Regulators established additional data retention and reporting requirements on Uber, after the tech giant waited 12 months before disclosing a major information security breach.
The company agreed to the new rules in an expanded settlement with the Federal Trade Commission, announced on Thursday by the agency.
Uber had entered into an FTC consent agreement in August 2017, over deficient internal controls on employee access to information. In November, the data breach was revealed by CEO Dara Khosrowshahi, who was then in his first few weeks on the job.
Hackers had stolen information about roughly 57 million people around the world. The company paid $100,000 to the attackers to erase the data and keep quiet, Khosrowshahi revealed in an interview with Bloomberg.

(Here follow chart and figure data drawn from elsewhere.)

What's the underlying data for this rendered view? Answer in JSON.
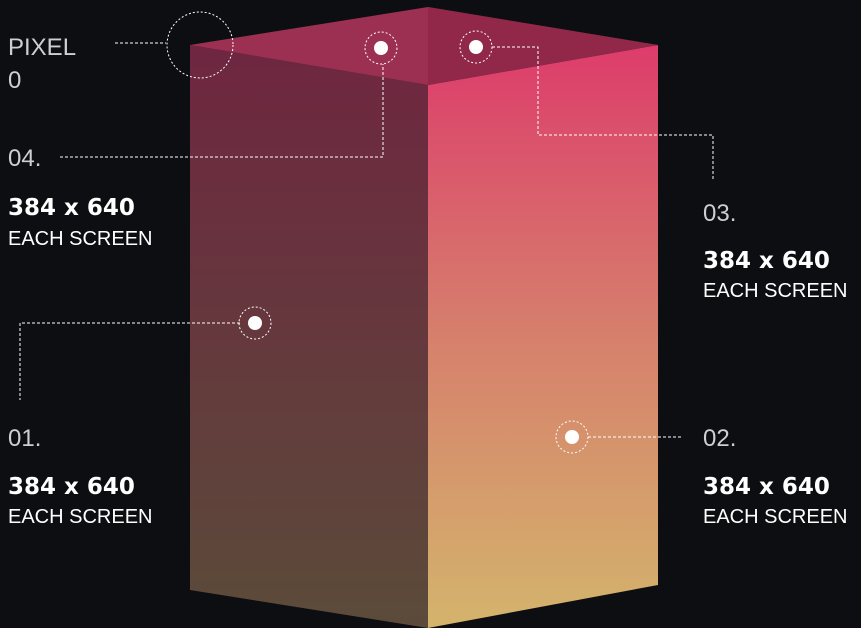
{
  "pixel_zero": {
    "lines": [
      "PIXEL",
      "0"
    ]
  },
  "screens": [
    {
      "number": "01.",
      "size": "384 x 640",
      "caption": "EACH SCREEN"
    },
    {
      "number": "02.",
      "size": "384 x 640",
      "caption": "EACH SCREEN"
    },
    {
      "number": "03.",
      "size": "384 x 640",
      "caption": "EACH SCREEN"
    },
    {
      "number": "04.",
      "size": "384 x 640",
      "caption": "EACH SCREEN"
    }
  ]
}
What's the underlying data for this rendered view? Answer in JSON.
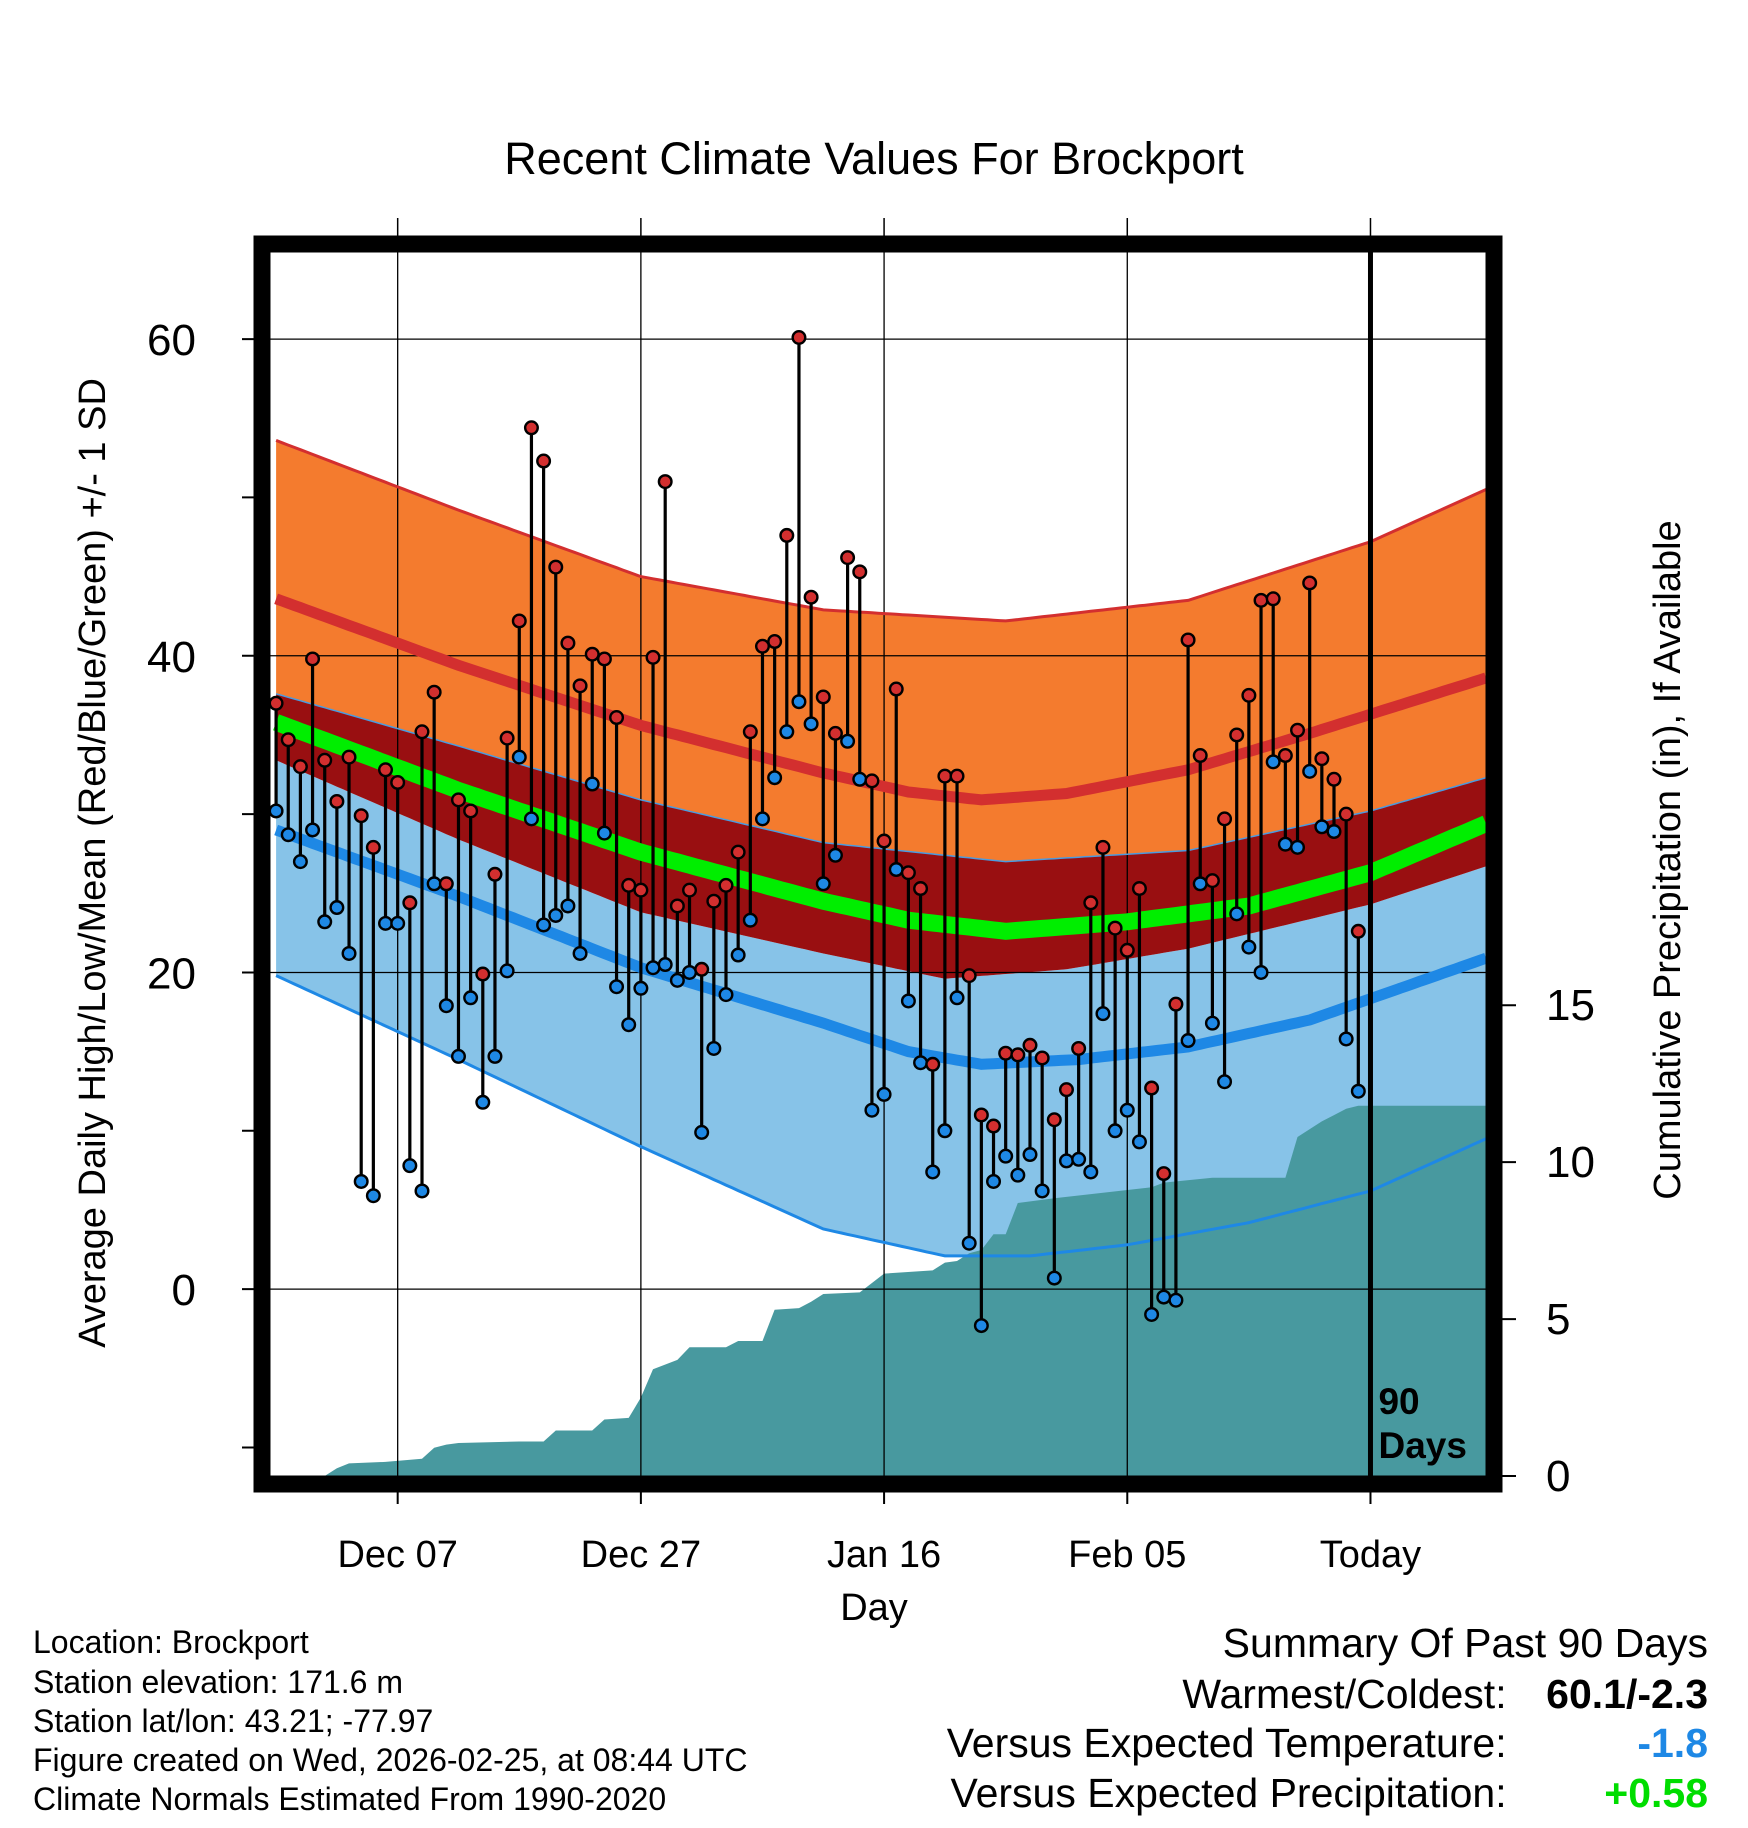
{
  "chart_data": {
    "type": "line",
    "title": "Recent Climate Values For Brockport",
    "xlabel": "Day",
    "ylabel": "Average Daily High/Low/Mean (Red/Blue/Green) +/- 1 SD",
    "y2label": "Cumulative Precipitation (in), If Available",
    "ylim": [
      -11.8,
      65.5
    ],
    "y2lim": [
      0,
      39
    ],
    "xlim": [
      -0.5,
      99.5
    ],
    "y_ticks": [
      "0",
      "20",
      "40",
      "60"
    ],
    "y2_ticks": [
      "0",
      "5",
      "10",
      "15"
    ],
    "x_ticks": [
      {
        "day": 10,
        "label": "Dec 07"
      },
      {
        "day": 30,
        "label": "Dec 27"
      },
      {
        "day": 50,
        "label": "Jan 16"
      },
      {
        "day": 70,
        "label": "Feb 05"
      },
      {
        "day": 90,
        "label": "Today"
      }
    ],
    "today_day": 90,
    "window_label": [
      "90",
      "Days"
    ],
    "colors": {
      "high": "#d32f2f",
      "high_band": "#f47b2e",
      "low": "#1e88e5",
      "low_band": "#87c3e8",
      "mean": "#00ee00",
      "mean_band": "#990f11",
      "precip": "#48999f",
      "frame": "#000000"
    },
    "normals": {
      "high_mean": [
        [
          0,
          43.6
        ],
        [
          15,
          39.4
        ],
        [
          30,
          35.6
        ],
        [
          45,
          32.6
        ],
        [
          52,
          31.4
        ],
        [
          58,
          30.9
        ],
        [
          65,
          31.3
        ],
        [
          75,
          32.8
        ],
        [
          85,
          35.1
        ],
        [
          99.5,
          38.6
        ]
      ],
      "high_sd_upper": [
        [
          0,
          53.6
        ],
        [
          15,
          49.2
        ],
        [
          30,
          45.0
        ],
        [
          45,
          42.9
        ],
        [
          60,
          42.2
        ],
        [
          75,
          43.5
        ],
        [
          90,
          47.2
        ],
        [
          99.5,
          50.5
        ]
      ],
      "high_sd_lower": [
        [
          0,
          37.6
        ],
        [
          15,
          34.3
        ],
        [
          30,
          30.9
        ],
        [
          45,
          28.2
        ],
        [
          60,
          27.0
        ],
        [
          75,
          27.7
        ],
        [
          90,
          30.2
        ],
        [
          99.5,
          32.3
        ]
      ],
      "mean_mean": [
        [
          0,
          35.8
        ],
        [
          15,
          31.5
        ],
        [
          30,
          27.6
        ],
        [
          45,
          24.5
        ],
        [
          52,
          23.3
        ],
        [
          60,
          22.6
        ],
        [
          70,
          23.2
        ],
        [
          80,
          24.2
        ],
        [
          90,
          26.3
        ],
        [
          99.5,
          29.4
        ]
      ],
      "mean_sd_upper": [
        [
          0,
          37.6
        ],
        [
          15,
          34.3
        ],
        [
          30,
          30.9
        ],
        [
          45,
          28.2
        ],
        [
          60,
          27.0
        ],
        [
          75,
          27.7
        ],
        [
          90,
          30.2
        ],
        [
          99.5,
          32.3
        ]
      ],
      "mean_sd_lower": [
        [
          0,
          33.4
        ],
        [
          15,
          28.4
        ],
        [
          30,
          23.8
        ],
        [
          45,
          21.2
        ],
        [
          55,
          19.6
        ],
        [
          65,
          20.2
        ],
        [
          75,
          21.5
        ],
        [
          90,
          24.3
        ],
        [
          99.5,
          26.7
        ]
      ],
      "low_mean": [
        [
          0,
          29.0
        ],
        [
          15,
          24.8
        ],
        [
          30,
          20.3
        ],
        [
          45,
          16.8
        ],
        [
          52,
          15.0
        ],
        [
          58,
          14.2
        ],
        [
          66,
          14.5
        ],
        [
          75,
          15.3
        ],
        [
          85,
          17.0
        ],
        [
          99.5,
          20.9
        ]
      ],
      "low_sd_upper": [
        [
          0,
          33.4
        ],
        [
          15,
          28.4
        ],
        [
          30,
          23.8
        ],
        [
          45,
          21.2
        ],
        [
          55,
          19.6
        ],
        [
          65,
          20.2
        ],
        [
          75,
          21.5
        ],
        [
          90,
          24.3
        ],
        [
          99.5,
          26.7
        ]
      ],
      "low_sd_lower": [
        [
          0,
          19.8
        ],
        [
          15,
          14.5
        ],
        [
          30,
          9.0
        ],
        [
          45,
          3.8
        ],
        [
          55,
          2.1
        ],
        [
          62,
          2.1
        ],
        [
          70,
          2.8
        ],
        [
          80,
          4.2
        ],
        [
          90,
          6.2
        ],
        [
          99.5,
          9.5
        ]
      ]
    },
    "series": [
      {
        "name": "Daily High",
        "values": [
          37.0,
          34.7,
          33.0,
          39.8,
          33.4,
          30.8,
          33.6,
          29.9,
          27.9,
          32.8,
          32.0,
          24.4,
          35.2,
          37.7,
          25.6,
          30.9,
          30.2,
          19.9,
          26.2,
          34.8,
          42.2,
          54.4,
          52.3,
          45.6,
          40.8,
          38.1,
          40.1,
          39.8,
          36.1,
          25.5,
          25.2,
          39.9,
          51.0,
          24.2,
          25.2,
          20.2,
          24.5,
          25.5,
          27.6,
          35.2,
          40.6,
          40.9,
          47.6,
          60.1,
          43.7,
          37.4,
          35.1,
          46.2,
          45.3,
          32.1,
          28.3,
          37.9,
          26.3,
          25.3,
          14.2,
          32.4,
          32.4,
          19.8,
          11.0,
          10.3,
          14.9,
          14.8,
          15.4,
          14.6,
          10.7,
          12.6,
          15.2,
          24.4,
          27.9,
          22.8,
          21.4,
          25.3,
          12.7,
          7.3,
          18.0,
          41.0,
          33.7,
          25.8,
          29.7,
          35.0,
          37.5,
          43.5,
          43.6,
          33.7,
          35.3,
          44.6,
          33.5,
          32.2,
          30.0,
          22.6
        ]
      },
      {
        "name": "Daily Low",
        "values": [
          30.2,
          28.7,
          27.0,
          29.0,
          23.2,
          24.1,
          21.2,
          6.8,
          5.9,
          23.1,
          23.1,
          7.8,
          6.2,
          25.6,
          17.9,
          14.7,
          18.4,
          11.8,
          14.7,
          20.1,
          33.6,
          29.7,
          23.0,
          23.6,
          24.2,
          21.2,
          31.9,
          28.8,
          19.1,
          16.7,
          19.0,
          20.3,
          20.5,
          19.5,
          20.0,
          9.9,
          15.2,
          18.6,
          21.1,
          23.3,
          29.7,
          32.3,
          35.2,
          37.1,
          35.7,
          25.6,
          27.4,
          34.6,
          32.2,
          11.3,
          12.3,
          26.5,
          18.2,
          14.3,
          7.4,
          10.0,
          18.4,
          2.9,
          -2.3,
          6.8,
          8.4,
          7.2,
          8.5,
          6.2,
          0.7,
          8.1,
          8.2,
          7.4,
          17.4,
          10.0,
          11.3,
          9.3,
          -1.6,
          -0.5,
          -0.7,
          15.7,
          25.6,
          16.8,
          13.1,
          23.7,
          21.6,
          20.0,
          33.3,
          28.1,
          27.9,
          32.7,
          29.2,
          28.9,
          15.8,
          12.5
        ]
      }
    ],
    "precip_cumulative": [
      [
        0,
        0
      ],
      [
        4,
        0
      ],
      [
        5,
        0.25
      ],
      [
        6,
        0.4
      ],
      [
        9,
        0.45
      ],
      [
        12,
        0.55
      ],
      [
        13,
        0.9
      ],
      [
        14,
        1.0
      ],
      [
        15,
        1.05
      ],
      [
        20,
        1.1
      ],
      [
        22,
        1.1
      ],
      [
        23,
        1.45
      ],
      [
        26,
        1.45
      ],
      [
        27,
        1.8
      ],
      [
        29,
        1.85
      ],
      [
        30,
        2.5
      ],
      [
        31,
        3.4
      ],
      [
        33,
        3.7
      ],
      [
        34,
        4.1
      ],
      [
        37,
        4.1
      ],
      [
        38,
        4.3
      ],
      [
        40,
        4.3
      ],
      [
        41,
        5.3
      ],
      [
        43,
        5.35
      ],
      [
        44,
        5.55
      ],
      [
        45,
        5.8
      ],
      [
        48,
        5.85
      ],
      [
        50,
        6.45
      ],
      [
        54,
        6.55
      ],
      [
        55,
        6.8
      ],
      [
        56,
        6.85
      ],
      [
        57,
        7.1
      ],
      [
        58,
        7.2
      ],
      [
        59,
        7.7
      ],
      [
        60,
        7.7
      ],
      [
        61,
        8.7
      ],
      [
        64,
        8.85
      ],
      [
        72,
        9.2
      ],
      [
        73,
        9.35
      ],
      [
        77,
        9.5
      ],
      [
        83,
        9.5
      ],
      [
        84,
        10.8
      ],
      [
        86,
        11.3
      ],
      [
        87,
        11.5
      ],
      [
        88,
        11.7
      ],
      [
        89,
        11.8
      ],
      [
        99.5,
        11.8
      ]
    ]
  },
  "footer": {
    "location": "Location: Brockport",
    "elevation": "Station elevation: 171.6 m",
    "latlon": "Station lat/lon: 43.21; -77.97",
    "created": "Figure created on Wed, 2026-02-25, at 08:44 UTC",
    "normals_note": "Climate Normals Estimated From 1990-2020"
  },
  "summary": {
    "heading": "Summary Of Past 90 Days",
    "warmest_label": "Warmest/Coldest:",
    "warmest_value": "60.1/-2.3",
    "temp_label": "Versus Expected Temperature:",
    "temp_value": "-1.8",
    "temp_color": "#1e88e5",
    "precip_label": "Versus Expected Precipitation:",
    "precip_value": "+0.58",
    "precip_color": "#00dd00"
  }
}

The executive also said that the two employees who led the response were fired, and pledged to change “the way we do business.”
Uber’s chief of information security, however, defended the “bug bounty” in February testimony before a Senate subcommittee. John Flynn said the initiative “unquestionably has increased the scale and speed at which we are able to identify and eliminate cybersecurity threats.”
As part of Thursday’s revised settlement, Uber agreed to report “bug bounty” payments to the FTC for the next five years. The company also said it would submit to the agency all third party audits arising from the August 2017 consent agreement.
“The strengthened provisions of the expanded settlement are designed to ensure that Uber does not engage in similar misconduct in the future,” said Acting FTC Chair Maureen Ohlhausen.